To lead courageously, you must be very sure of what God wants you to do (discernment). You must lead with confidence (faith). And you must lead with inner strength in order to persevere (reliance on God’s power). Let’s take a quick look at those three requirements.

Discernment

As Christian leaders, we are not left to our own devices to figure out what is needed. We have God’s mind to help us discern the way forward. Therefore:

  1. We need to develop our ability to confidently use Christian spiritual discernment practices.
  2. We can test and leverage our individual discernment of God’s direction by practising communal discernment with others in the body of Christ.
  3. We can be willing to take risks and bear the consequences knowing that if we have done our best with the previous two steps, God will see us through if we have been faithful to him.

A great example is Paul’s decision to enter Europe. As I wrote in my book The Church At Work, Paul started his second missionary trip intending to revisit the churches from his first missionary trip, but Paul discerns that the Holy Spirit is frustrating that purpose (step 1). One night, Paul has a vision and he tests it with the rest of his team (step 2). They agree, and off they go to Europe (step 3).

Faith

The kind of faith that Christian ministry  leaders need has these aspects:

  1. They know that they were called by God to do what they are doing. Therefore they have faith that God is with them through all the challenges (and the easy times too!).
  2. They know that the ministry is God’s ministry, not theirs. So they have faith that God will care for his ministry and provide them with everything they need to lead it to accomplish his purpose for it.
  3. They know that God is still actively at work, and so they have faith that if they ask God, he will answer.

Therefore, with bold confidence, knowing that we have done everything we can to be in God’s will and in submission to his leadership, we can lead through all sorts of challenges.

Rely on God’s Strength

Ministry leaders must learn to rely on God’s strength. The day that I think I can lead CCCC in my own strength is the day my effectiveness here will be over. I did nothing to get this job because it was entirely God’s doing (that’s another story), and it was God who provided the wonderful people on the board and staff who are helping me fulfill my call and CCCC’s mission.

Every day I start by acknowledging that I need God’s strength and wisdom to get through another day of leadership. God will provide. As I write this, just yesterday something almost miraculous happened in a meeting with another ministry and I was left in wonder at what God can accomplish when we simply make ourselves available to him!

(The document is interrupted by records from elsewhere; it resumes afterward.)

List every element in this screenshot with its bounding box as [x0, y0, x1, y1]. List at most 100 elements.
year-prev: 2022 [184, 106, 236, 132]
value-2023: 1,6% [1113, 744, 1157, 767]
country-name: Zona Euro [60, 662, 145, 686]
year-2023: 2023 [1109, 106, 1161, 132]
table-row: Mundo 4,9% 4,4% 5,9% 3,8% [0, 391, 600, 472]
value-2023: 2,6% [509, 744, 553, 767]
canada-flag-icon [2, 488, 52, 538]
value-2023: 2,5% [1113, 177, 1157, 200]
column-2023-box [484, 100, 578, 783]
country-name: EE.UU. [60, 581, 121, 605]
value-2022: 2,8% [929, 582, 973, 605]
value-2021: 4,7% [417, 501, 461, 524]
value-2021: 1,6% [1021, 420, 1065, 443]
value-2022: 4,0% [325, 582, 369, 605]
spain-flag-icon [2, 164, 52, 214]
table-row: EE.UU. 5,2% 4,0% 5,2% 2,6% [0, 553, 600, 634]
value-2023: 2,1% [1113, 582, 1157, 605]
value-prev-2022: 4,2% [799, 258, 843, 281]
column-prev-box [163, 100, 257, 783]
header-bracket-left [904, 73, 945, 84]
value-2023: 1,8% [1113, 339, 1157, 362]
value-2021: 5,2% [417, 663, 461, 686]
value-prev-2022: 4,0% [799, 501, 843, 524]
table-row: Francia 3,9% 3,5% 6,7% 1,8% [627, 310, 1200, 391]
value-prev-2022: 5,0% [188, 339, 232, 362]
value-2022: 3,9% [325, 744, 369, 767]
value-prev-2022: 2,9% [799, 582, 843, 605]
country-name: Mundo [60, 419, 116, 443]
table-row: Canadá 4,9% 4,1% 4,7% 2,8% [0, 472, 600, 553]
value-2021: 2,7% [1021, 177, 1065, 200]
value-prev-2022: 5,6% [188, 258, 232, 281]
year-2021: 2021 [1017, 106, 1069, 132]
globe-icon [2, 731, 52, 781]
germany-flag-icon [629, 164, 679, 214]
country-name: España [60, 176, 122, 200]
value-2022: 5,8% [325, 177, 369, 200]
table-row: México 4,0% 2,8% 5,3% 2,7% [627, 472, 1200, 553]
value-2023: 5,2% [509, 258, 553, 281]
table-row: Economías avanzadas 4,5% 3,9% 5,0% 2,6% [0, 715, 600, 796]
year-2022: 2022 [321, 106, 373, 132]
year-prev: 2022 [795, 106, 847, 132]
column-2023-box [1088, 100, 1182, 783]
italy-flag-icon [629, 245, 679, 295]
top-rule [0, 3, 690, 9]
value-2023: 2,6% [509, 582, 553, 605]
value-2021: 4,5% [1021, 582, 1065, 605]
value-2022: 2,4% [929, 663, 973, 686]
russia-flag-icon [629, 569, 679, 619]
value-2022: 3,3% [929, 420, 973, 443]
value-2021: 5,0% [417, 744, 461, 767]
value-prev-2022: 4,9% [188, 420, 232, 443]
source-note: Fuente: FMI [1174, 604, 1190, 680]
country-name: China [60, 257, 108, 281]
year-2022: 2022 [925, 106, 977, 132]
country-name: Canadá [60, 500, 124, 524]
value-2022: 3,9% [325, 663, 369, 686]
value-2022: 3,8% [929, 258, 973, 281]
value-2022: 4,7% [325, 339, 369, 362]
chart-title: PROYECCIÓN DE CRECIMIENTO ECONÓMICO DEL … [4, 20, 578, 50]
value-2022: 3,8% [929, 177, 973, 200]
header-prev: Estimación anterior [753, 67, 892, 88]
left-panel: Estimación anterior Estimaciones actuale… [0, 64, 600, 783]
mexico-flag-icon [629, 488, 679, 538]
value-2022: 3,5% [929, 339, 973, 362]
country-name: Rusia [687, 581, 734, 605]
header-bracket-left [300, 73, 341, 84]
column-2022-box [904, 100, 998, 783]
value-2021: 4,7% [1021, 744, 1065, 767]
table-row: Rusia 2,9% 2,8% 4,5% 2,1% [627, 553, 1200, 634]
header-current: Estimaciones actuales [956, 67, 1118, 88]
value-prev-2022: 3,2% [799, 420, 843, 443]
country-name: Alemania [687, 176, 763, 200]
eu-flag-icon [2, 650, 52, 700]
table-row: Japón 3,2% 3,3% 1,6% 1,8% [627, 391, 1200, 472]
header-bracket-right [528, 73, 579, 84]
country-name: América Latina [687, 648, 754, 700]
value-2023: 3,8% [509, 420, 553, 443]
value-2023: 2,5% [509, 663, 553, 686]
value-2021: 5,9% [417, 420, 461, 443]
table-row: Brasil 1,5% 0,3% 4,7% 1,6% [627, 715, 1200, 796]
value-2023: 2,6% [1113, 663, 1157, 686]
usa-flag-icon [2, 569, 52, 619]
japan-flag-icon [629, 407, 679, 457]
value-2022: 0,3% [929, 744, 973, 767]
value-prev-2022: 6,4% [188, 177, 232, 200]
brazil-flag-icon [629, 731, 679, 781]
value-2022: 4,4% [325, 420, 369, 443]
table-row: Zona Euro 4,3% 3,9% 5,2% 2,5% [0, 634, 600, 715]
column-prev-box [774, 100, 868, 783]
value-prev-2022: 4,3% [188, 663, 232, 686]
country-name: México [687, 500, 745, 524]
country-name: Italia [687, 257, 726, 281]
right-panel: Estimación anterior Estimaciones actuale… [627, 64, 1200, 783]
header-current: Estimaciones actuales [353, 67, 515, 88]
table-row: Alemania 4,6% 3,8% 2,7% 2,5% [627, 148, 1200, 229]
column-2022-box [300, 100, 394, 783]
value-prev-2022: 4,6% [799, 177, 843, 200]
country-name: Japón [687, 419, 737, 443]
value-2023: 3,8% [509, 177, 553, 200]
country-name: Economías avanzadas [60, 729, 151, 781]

Rely on God’s strength, not yours.

Conclusion

If you are not willing to be a courageous leader, then when you are done, your tenure in leadership will be marked as one of missed opportunity, of complacency, and of short-sightedness. It will be known as a time of management, but not leadership. A comfortable time, but not a visionary time.

Search the Bible for the word courage, and be encouraged as you read God’s repeated instruction to not be afraid, but to have courage. This is God’s word to his leaders throughout history: Be strong and courageous!

Key thought: Be strong and courageous; be a good steward and lead prophetically!